In attempting to restore the chronic phase (CP) of chronic myelogenous leukaemia (CML), the Swedish CML group utilized an intensive chemotherapy protocol for 83 patients (aged 16-79 years) in accelerated (AP, n = 22) or blastic phase (BC, n = 61). Most patients received a combination of mitoxantrone (12 mg/m2/d) and etoposide (100 mg/m2/d) together with cytosine arabinoside (1 g/m2 b.i.d) for 4 d. Overall, 39 patients (47%) achieved a second CP (CP2)/partial remission (PR). Responding patients < 65 years were eligible for ablative chemotherapy followed by an allogeneic (SCT) or a double autologous stem cell transplant (ASCT). Seventeen of 34 responders < 65 years failed to proceed to transplantation as a result of early disease progression (n = 15) or disease-related complications (n = 2). The remaining 17 patients underwent SCT (n = 9; including four unrelated donor SCT) or ASCT (n = 8). Only one of the eight ASCT patients had a second ASCT; the remaining seven failed because of progression (n = 5) or hypoplasia (n = 2). The median duration of CP2/PR was 6 months (range 1-72 months). Five patients achieved a longer CP2/PR than CP1. The 1 year survival was 70% for SCT/ASCT patients (median survival 21 months), 50% for responding patients overall, but only 7% for non-responders (P < 0.001). Three SCT/ASCT patients are long-term survivors (65+, 66+ and 73+ months). In conclusion, approximately half of the patients achieved a CP2/PR after intensive chemotherapy, with a clear survival advantage for responders vs non-responders. Subsequent SCT/ASCT was feasible for half of the responders (< 65 years), and one individual underwent double ASCT. Novel therapeutic options for CML patients in AP/BP are needed.

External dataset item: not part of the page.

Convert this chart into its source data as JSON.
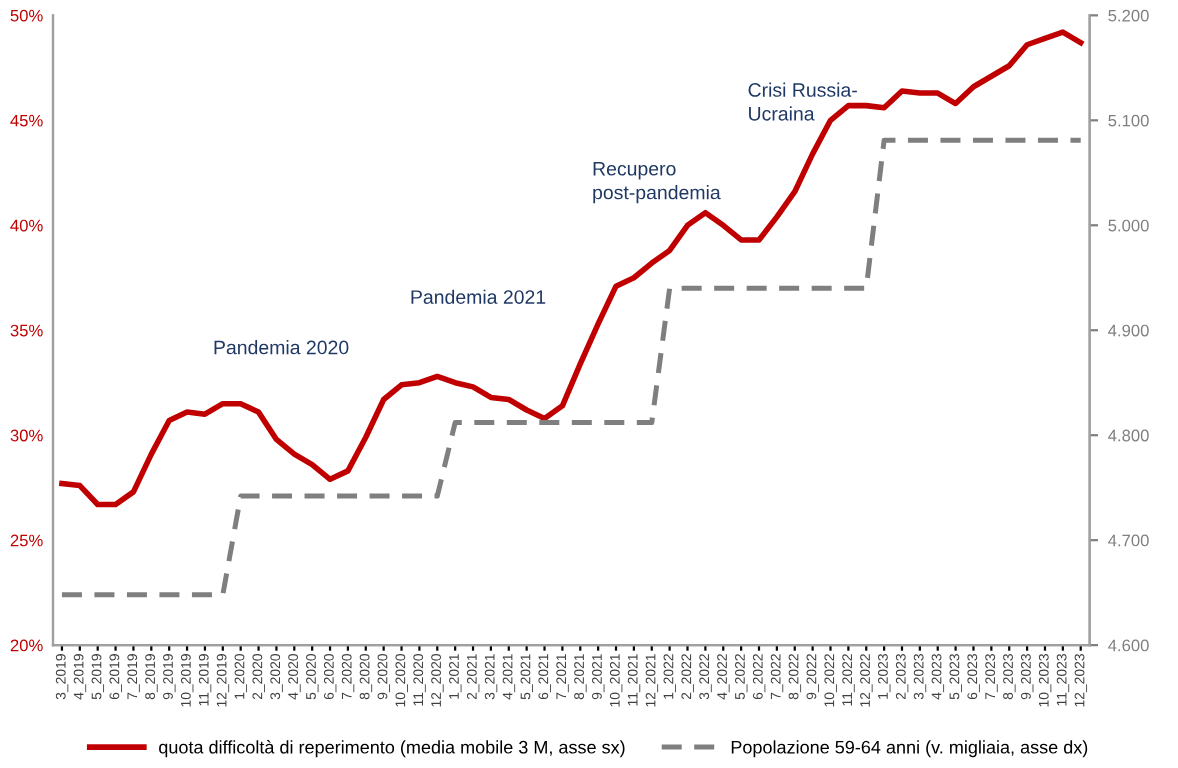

为尝试恢复慢性粒细胞白血病(CML)的慢性期(CP),瑞典CML研究小组对83例处于加速期(AP,n = 22)或急变期(BC,n = 61)的患者(年龄16 - 79岁)采用了强化化疗方案。大多数患者接受米托蒽醌(12 mg/m²/d)和依托泊苷(100 mg/m²/d)联合阿糖胞苷(1 g/m²,每日两次)治疗4天。总体而言,39例患者(47%)实现了第二次慢性期(CP2)/部分缓解(PR)。年龄<65岁的缓解患者有资格接受清髓性化疗,随后进行异基因造血干细胞移植(SCT)或双重自体干细胞移植(ASCT)。34例年龄<65岁的缓解患者中有17例因疾病早期进展(n = 15)或疾病相关并发症(n = 2)未能进行移植。其余17例患者接受了SCT(n = 9;包括4例无关供体SCT)或ASCT(n = 8)。8例ASCT患者中只有1例进行了第二次ASCT;其余7例因病情进展(n = 5)或发育不全(n = 2)失败。CP2/PR的中位持续时间为6个月(范围1 - 72个月)。5例患者的CP2/PR时间长于CP1。SCT/ASCT患者的1年生存率为70%(中位生存期21个月),总体缓解患者为50%,但无反应者仅为7%(P < 0.001)。3例SCT/ASCT患者为长期存活者(65+、66+和73+个月)。总之,约一半的患者在强化化疗后实现了CP2/PR,反应者与无反应者相比有明显的生存优势。随后的SCT/ASCT对一半的反应者(<65岁)是可行的,且有1例患者接受了双重ASCT。AP/BP期CML患者需要新的治疗选择。